Wednesday, March 30, 2011

Even during the migraine

Last night, I woke up and I realized I was better.  Oh, I spent some time praising God, let me tell you. 

This morning, and most of today, I still battled hideous nausea.  I felt pretty limp. 

Ron woke and and asked me why I was "Acting funny".  I got pretty mad.  It's like he totally forgot, again, that I had a migraine. 

It was bad enough, last night, of all the things he could have eaten for dinner, to heat up a hamburger when I'm queasy.  I suggested, today, that if I ever say "I am queasy" to please eat something out of the package without warming it, like a bag of peanuts.  He got an attitude. 

After he ate the burger, he got upset about something to do with the aluminum can recycling bag.  He banged them around, loudly, for several minutes.  While I had a migraine.  Why?  I never got an answer on that. 

I figured reacting, when he was obviously wasted, was just going to feed more obnoxious behavior.  Then he began cursing me because of the aluminum can bag, while loudly banging it, the overwhelming aroma of smoked meat hanging in the air.   While I had a migraine. 

And he wonders why I was subdued this morning.  Of course, he called it "wierd". 

"Why are you acting wierd today?  What is wrong with you?" 

Well, let's see, if you could BOTHER to remember, I just spent the last 24 hours very sick!  Not only that, the man who swore before God that he'd love and respect me does anything but.....

I simply said I was tired.  He asked if he did something.  I didn't respond.  Then he did the Oh, God, what did I do this time routine - but it was like reading a script and not really caring. 

It's some alcoholic game, and I told him I am tired of playing alcoholic games, with an alcoholic.  I told him he ought to know what he did every second of every day, and I was tired of telling him.  It was some sick game, and I wasn't playing anymore. 

Then he decided, since I wouldn't be his "persecutor", that he didn't do anything wrong.  He actually told me I HAD to videotape him acting up before he would believe it.  He kept telling me I HAD to do it. 

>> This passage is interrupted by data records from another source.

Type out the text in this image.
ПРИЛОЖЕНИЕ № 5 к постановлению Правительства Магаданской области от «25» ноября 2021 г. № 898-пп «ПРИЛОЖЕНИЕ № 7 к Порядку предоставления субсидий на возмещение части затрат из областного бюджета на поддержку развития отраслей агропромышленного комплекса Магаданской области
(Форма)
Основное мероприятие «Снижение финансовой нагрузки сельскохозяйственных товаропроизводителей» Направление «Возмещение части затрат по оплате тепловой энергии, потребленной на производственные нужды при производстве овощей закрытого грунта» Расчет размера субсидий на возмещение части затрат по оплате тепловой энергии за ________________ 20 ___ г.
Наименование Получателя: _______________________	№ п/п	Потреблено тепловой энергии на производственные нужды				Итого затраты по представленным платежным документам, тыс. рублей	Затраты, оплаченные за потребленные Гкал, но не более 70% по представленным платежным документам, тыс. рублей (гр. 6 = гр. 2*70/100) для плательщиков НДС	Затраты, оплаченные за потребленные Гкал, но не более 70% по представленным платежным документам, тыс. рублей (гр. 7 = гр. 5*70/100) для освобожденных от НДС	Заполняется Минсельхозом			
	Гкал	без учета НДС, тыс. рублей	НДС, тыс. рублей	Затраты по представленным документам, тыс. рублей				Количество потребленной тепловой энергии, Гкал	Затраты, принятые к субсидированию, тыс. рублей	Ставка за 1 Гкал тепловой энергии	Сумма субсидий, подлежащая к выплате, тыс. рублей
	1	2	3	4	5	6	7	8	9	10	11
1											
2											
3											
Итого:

He can just wake up in jail one day, or the hospital, or the infirmary at a jail.  They can tell him what he did, and "prove" it to him. 



I told him I didn't have to do anything, and if he didn't realize he had a problem I had nothing else to say.  I told him I realized that vodka and eating out with friends was more important than my needs, or even paying me. 

I then told him I wished God would let me leave him.  That time has not arrived, yet.  Ranting on Ron's part about being "stuck" with me, and I admittedly made some baiting comments about how he didn't need me in his life.  He didn't want me, that was clear.  Why didn't he just get me out of his life? 

Then he started ranting about me acting "Crazy" (translation = NOT a codependent doormat).  What was wrong with me, blah blah.  Go take a pill. 

If he had ever bothered to ask, with concern, I could have told him that no, I hadn't been able to take my medication for 24 hours due to the nausea.  However, at that very moment I was gagging it down with some plain oatmeal. 

We went to work.  I dealt with the customers.  They avoid Ron.  A pipe broke under the sink and, well, I'll just say I'd never hire the plumber to work in my home.  Come to think of it, he had a rather familiar rosy glow..... 

You know Ron actually asked me to tell him if he starts getting the alcoholic red face?  I wasn't quite sure how to say "You already have it".  It is ironic that I, a complete non-drinker, has a flushed face due to my antidepressant.  I wonder if people think I might drink. 

Anyway, a lot of fumbling around under the sink, not having the tool to shut off the water, etc.  It ended with guys from maintenance and a shop-vac, and our area completely blocked off from the customers.  Happily, the machines were fine. 

They finally cleaned it all up before we left.  I stocked everything.  I am dead serious when I say the ONLY thing selling are those saltine crackers.  Sales are tragic. 

Ron finally deigned to pay me, about when I was preparing to tell him "If I don't get my money today, you'll be going to work by yourself on delivery day".  I thanked him, and said "Remember how angry you got when Mike kept making excuses about why he couldn't pay me?"  I told him I was glad he wasn't that person.  His face twitched.  He was so furious at that man.

If he has to cut my pay, I completely understand.  If he wants more help with the bills, I understand.  I don't understand going crosstown and buying over 20 cans of chilli, buying cases of liquor at the liquor store, and eating out to the tune of over $100 - all in a weeks' time, and saying he didn't have money to pay me. 

I don't make that much money. 

I have a vague feeling I need to write him a letter or something.  Try to make him understand, but what? 

He is stuck in the bottle, having his pity party.  To him, life is dark and miserable. 

Me, I see the good in life.  Even during the migraine, I really enjoyed listening to the doves cooing outside my window.